Man kann es folgendermaßen ausdrücken: Ein Roman liefert ein Gemälde einer Person und die Kurzgeschichte lediglich eine Skizze. Dies hat zur Folge, dass der Charakter aus der Handlung und dem Verhalten erschlossen werden muss.
Zeitverhältnisse und Schauplätze
Die Handlung findet in einem relativ kurzen Zeitraum statt, da die Geschichte in einem Zug lesbar sein soll (amerik. Faustregel: 1000 Wörter). Die erzählte Zeit deckt sich oft nahezu mit der Erzählzeit, Vor- und Rückblenden sind selten.
Es kommen auch nur wenige Schauplätze vor, die zudem nicht detailliert beschrieben werden.
Erzählperspektive
Die Erzählperspektive ist häufig der Ich-Erzähler, wobei der Leser ein eingeschränktes Wissen hat. Er erfährt oft nicht mehr oder weniger als der Erzähler zum Zeitpunkt des Geschehens weiß.

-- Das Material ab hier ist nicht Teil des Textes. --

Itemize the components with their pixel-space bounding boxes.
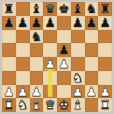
piece-white-pawn-a2[interactable]: ♟: [2, 85, 16, 99]
square-d7[interactable]: ♟: [43, 16, 57, 30]
square-e8[interactable]: ♚: [57, 2, 71, 16]
square-c2[interactable]: ♟: [30, 85, 44, 99]
square-c4[interactable]: [30, 57, 44, 71]
square-a3[interactable]: [2, 71, 16, 85]
piece-black-rook-h8[interactable]: ♜: [98, 2, 112, 16]
square-f4[interactable]: [71, 57, 85, 71]
piece-black-knight-g8[interactable]: ♞: [85, 2, 99, 16]
square-d2[interactable]: [43, 85, 57, 99]
square-d6[interactable]: [43, 30, 57, 44]
square-e7[interactable]: [57, 16, 71, 30]
square-c1[interactable]: ♝: [30, 98, 44, 112]
piece-black-queen-d8[interactable]: ♛: [43, 2, 57, 16]
square-b6[interactable]: [16, 30, 30, 44]
square-h5[interactable]: [98, 43, 112, 57]
square-c5[interactable]: [30, 43, 44, 57]
piece-black-pawn-g7[interactable]: ♟: [85, 16, 99, 30]
piece-black-pawn-a7[interactable]: ♟: [2, 16, 16, 30]
piece-black-pawn-c7[interactable]: ♟: [30, 16, 44, 30]
piece-black-bishop-c8[interactable]: ♝: [30, 2, 44, 16]
square-d1[interactable]: ♛: [43, 98, 57, 112]
piece-black-pawn-d7[interactable]: ♟: [43, 16, 57, 30]
square-g7[interactable]: ♟: [85, 16, 99, 30]
square-h8[interactable]: ♜: [98, 2, 112, 16]
piece-white-pawn-b2[interactable]: ♟: [16, 85, 30, 99]
piece-white-knight-f3[interactable]: ♞: [71, 71, 85, 85]
square-h7[interactable]: ♟: [98, 16, 112, 30]
square-c8[interactable]: ♝: [30, 2, 44, 16]
square-g1[interactable]: [85, 98, 99, 112]
square-d4[interactable]: ♟: [43, 57, 57, 71]
piece-white-pawn-e4[interactable]: ♟: [57, 57, 71, 71]
square-e2[interactable]: [57, 85, 71, 99]
chess-board[interactable]: ♜♝♛♚♝♞♜♟♟♟♟♟♟♟♞♟♟♟♞♟♟♟♟♟♟♜♞♝♛♚♝♜: [2, 2, 112, 112]
square-e1[interactable]: ♚: [57, 98, 71, 112]
piece-white-bishop-f1[interactable]: ♝: [71, 98, 85, 112]
square-b3[interactable]: [16, 71, 30, 85]
square-d3[interactable]: [43, 71, 57, 85]
piece-black-knight-c6[interactable]: ♞: [30, 30, 44, 44]
piece-black-king-e8[interactable]: ♚: [57, 2, 71, 16]
square-a4[interactable]: [2, 57, 16, 71]
piece-white-rook-h1[interactable]: ♜: [98, 98, 112, 112]
square-d8[interactable]: ♛: [43, 2, 57, 16]
piece-black-pawn-f7[interactable]: ♟: [71, 16, 85, 30]
piece-white-rook-a1[interactable]: ♜: [2, 98, 16, 112]
piece-white-bishop-c1[interactable]: ♝: [30, 98, 44, 112]
square-h2[interactable]: ♟: [98, 85, 112, 99]
square-f6[interactable]: [71, 30, 85, 44]
square-e5[interactable]: ♟: [57, 43, 71, 57]
square-b2[interactable]: ♟: [16, 85, 30, 99]
square-h6[interactable]: [98, 30, 112, 44]
square-f5[interactable]: [71, 43, 85, 57]
square-a8[interactable]: ♜: [2, 2, 16, 16]
square-a2[interactable]: ♟: [2, 85, 16, 99]
square-b1[interactable]: ♞: [16, 98, 30, 112]
piece-white-knight-b1[interactable]: ♞: [16, 98, 30, 112]
square-g6[interactable]: [85, 30, 99, 44]
square-g2[interactable]: ♟: [85, 85, 99, 99]
square-e3[interactable]: [57, 71, 71, 85]
square-d5[interactable]: [43, 43, 57, 57]
piece-black-rook-a8[interactable]: ♜: [2, 2, 16, 16]
piece-white-pawn-d4[interactable]: ♟: [43, 57, 57, 71]
square-c7[interactable]: ♟: [30, 16, 44, 30]
piece-white-queen-d1[interactable]: ♛: [43, 98, 57, 112]
square-a7[interactable]: ♟: [2, 16, 16, 30]
piece-white-pawn-h2[interactable]: ♟: [98, 85, 112, 99]
square-a1[interactable]: ♜: [2, 98, 16, 112]
piece-black-bishop-f8[interactable]: ♝: [71, 2, 85, 16]
piece-white-pawn-g2[interactable]: ♟: [85, 85, 99, 99]
square-g4[interactable]: [85, 57, 99, 71]
piece-white-pawn-f2[interactable]: ♟: [71, 85, 85, 99]
square-g5[interactable]: [85, 43, 99, 57]
square-f3[interactable]: ♞: [71, 71, 85, 85]
square-h1[interactable]: ♜: [98, 98, 112, 112]
square-h4[interactable]: [98, 57, 112, 71]
square-b4[interactable]: [16, 57, 30, 71]
square-a6[interactable]: [2, 30, 16, 44]
square-e4[interactable]: ♟: [57, 57, 71, 71]
square-g8[interactable]: ♞: [85, 2, 99, 16]
square-b8[interactable]: [16, 2, 30, 16]
piece-black-pawn-e5[interactable]: ♟: [57, 43, 71, 57]
square-f8[interactable]: ♝: [71, 2, 85, 16]
square-c6[interactable]: ♞: [30, 30, 44, 44]
square-h3[interactable]: [98, 71, 112, 85]
square-c3[interactable]: [30, 71, 44, 85]
square-b5[interactable]: [16, 43, 30, 57]
square-g3[interactable]: [85, 71, 99, 85]
chess-board-frame: ♜♝♛♚♝♞♜♟♟♟♟♟♟♟♞♟♟♟♞♟♟♟♟♟♟♜♞♝♛♚♝♜: [0, 0, 114, 114]
square-a5[interactable]: [2, 43, 16, 57]
piece-black-pawn-b7[interactable]: ♟: [16, 16, 30, 30]
square-f7[interactable]: ♟: [71, 16, 85, 30]
piece-white-pawn-c2[interactable]: ♟: [30, 85, 44, 99]
piece-white-king-e1[interactable]: ♚: [57, 98, 71, 112]
piece-black-pawn-h7[interactable]: ♟: [98, 16, 112, 30]
square-f2[interactable]: ♟: [71, 85, 85, 99]
square-b7[interactable]: ♟: [16, 16, 30, 30]
square-f1[interactable]: ♝: [71, 98, 85, 112]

Er erzählt wie aus einem Bewusstseinszentrum einer oder mehrerer Personen oder er verhält sich wie ein neutraler Beobachter ohne Offenlegung der Gefühle oder Gedanken anderer, indem er nur äußere Vorgänge schildert. Dies führt dazu, dass der Leser den Text konzentriert lesen muss dabei aktiv mitzudenken.
Sprache
Die Sprache ist meist schlicht, aber relativ sachlich mit Ähnlichkeit zu einem Bericht. Wenn poetische Gestaltungsmittel auftreten, so sind sie von besonderer Bedeutung und aussagekräftig. Wortwahl und Satzbau können stark variieren, neigen aber auch zur Schlichtheit. Die Analyse dieser beiden Bereiche liefert wichtige Hinweise für das Textverständnis.